Amid the pandemic, Americans who are getting a pay raise are finding it difficult to cope with the rising inflation. 

That’s because surging prices immediately offset the impacts of any raises.

Insignificant pay raises put American workers in chaos

Ty Stehlik, a hotel worker in Milwaukee, Wisconsin, asked for a raise since the pandemic began.

His application was just approved; he was given an extra $1 per hour, but according to him, this is next to nothing.

Stehlik, the Washington Post reported, is a 23 year old student who works in a hotel, alongside his roommate.

According to the worker, he has student loans to pay, while his roommate has medical bills.

Not only this, but he also reported his many colleagues work multiple jobs, and still, they are not able to make ends meet.

The Washington Post noted wage growth is in high demand, especially in the wake of the great resignation crisis; this is putting workers in the drivers’ seat in most situations.

However, the media outlet reported these gains are complemented with high inflation, which is ultimately reducing the purchasing power of Americans.

As per the Labor Department data, overall wages fell by 2.4 percent on average in 2020, despite the 4.7 percent rise in hourly wages.

Hospitality and leisure is the only industry in which the latest pay raise outpaced the rising inflation.

These workers had the lowest pay, and they saw an overwhelming increase in their wages during the pandemic.

After a 14 percent increase, the industry’s average hourly wage is now $19.50, compared to the pre-pandemic times of $17, as per the Labor Department.

Most of the workers have reported even after getting as much as a 33 percent pay raise, in some cases, they are living hand to mouth.

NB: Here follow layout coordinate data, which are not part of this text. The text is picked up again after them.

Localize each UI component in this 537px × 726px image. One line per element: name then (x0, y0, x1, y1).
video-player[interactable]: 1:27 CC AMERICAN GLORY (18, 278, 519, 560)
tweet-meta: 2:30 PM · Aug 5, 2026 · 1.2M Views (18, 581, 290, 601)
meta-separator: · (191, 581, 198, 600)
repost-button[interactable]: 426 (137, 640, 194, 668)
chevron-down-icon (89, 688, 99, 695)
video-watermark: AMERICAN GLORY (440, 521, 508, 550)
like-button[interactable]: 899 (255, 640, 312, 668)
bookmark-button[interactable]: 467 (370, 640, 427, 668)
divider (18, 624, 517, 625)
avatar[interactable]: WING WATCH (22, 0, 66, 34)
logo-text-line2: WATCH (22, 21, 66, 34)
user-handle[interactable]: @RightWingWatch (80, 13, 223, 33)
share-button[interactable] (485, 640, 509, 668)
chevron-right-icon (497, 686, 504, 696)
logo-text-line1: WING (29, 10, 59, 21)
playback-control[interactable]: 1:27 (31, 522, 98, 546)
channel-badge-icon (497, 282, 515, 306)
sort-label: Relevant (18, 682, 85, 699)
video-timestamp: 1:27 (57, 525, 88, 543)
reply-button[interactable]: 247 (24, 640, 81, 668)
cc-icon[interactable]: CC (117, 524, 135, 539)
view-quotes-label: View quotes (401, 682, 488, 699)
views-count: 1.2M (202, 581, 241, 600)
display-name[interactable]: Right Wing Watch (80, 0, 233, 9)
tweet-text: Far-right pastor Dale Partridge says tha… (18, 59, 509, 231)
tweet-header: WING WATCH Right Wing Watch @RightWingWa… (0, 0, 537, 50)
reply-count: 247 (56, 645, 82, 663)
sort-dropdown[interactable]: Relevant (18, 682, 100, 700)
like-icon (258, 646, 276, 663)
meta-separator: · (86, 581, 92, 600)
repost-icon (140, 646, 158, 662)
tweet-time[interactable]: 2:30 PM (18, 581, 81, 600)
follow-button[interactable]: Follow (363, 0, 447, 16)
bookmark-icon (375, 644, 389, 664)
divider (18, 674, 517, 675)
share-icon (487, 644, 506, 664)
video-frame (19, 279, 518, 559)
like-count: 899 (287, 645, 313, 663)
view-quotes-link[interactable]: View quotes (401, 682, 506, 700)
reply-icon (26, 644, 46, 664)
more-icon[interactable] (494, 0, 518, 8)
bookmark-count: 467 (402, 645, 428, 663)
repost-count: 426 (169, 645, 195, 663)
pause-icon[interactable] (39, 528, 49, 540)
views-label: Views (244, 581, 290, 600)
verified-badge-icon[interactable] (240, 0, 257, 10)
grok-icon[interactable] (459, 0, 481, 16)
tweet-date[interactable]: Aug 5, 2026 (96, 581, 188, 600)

Many workers even indicated they are working two jobs at a time to cover their expenses.

These expenses are likely to rise dramatically, once the student loan payments resume in May.

Even 20 percent pay raises are not enough

The Washington Post reported another story of a culinary arts high school teacher who is making $47,500 a year, after a recent 20 percent increase in his pay.

However, he stated he is unable to find affordable housing and, therefore, seeking a roommate at the age of 37.

As the news of supply chain disruptions and labor shortages made headlines last year, inflation rose by almost seven percent, the highest level in the last four decades.

This resulted in the rise of gas prices by almost 50 percent, compared to 2020; the prices of other commodities including fish, meat, and eggs also went up significantly.

While many economists have indicated increasing wages are a contributing factor to the mammoth inflation, Federal Reserve Chair Jerome H. Powell suggests otherwise.

According to him, he is not seeing any evidence of a “wage-price spiral,” an economic phenomenon that results in inflation with a wage increase.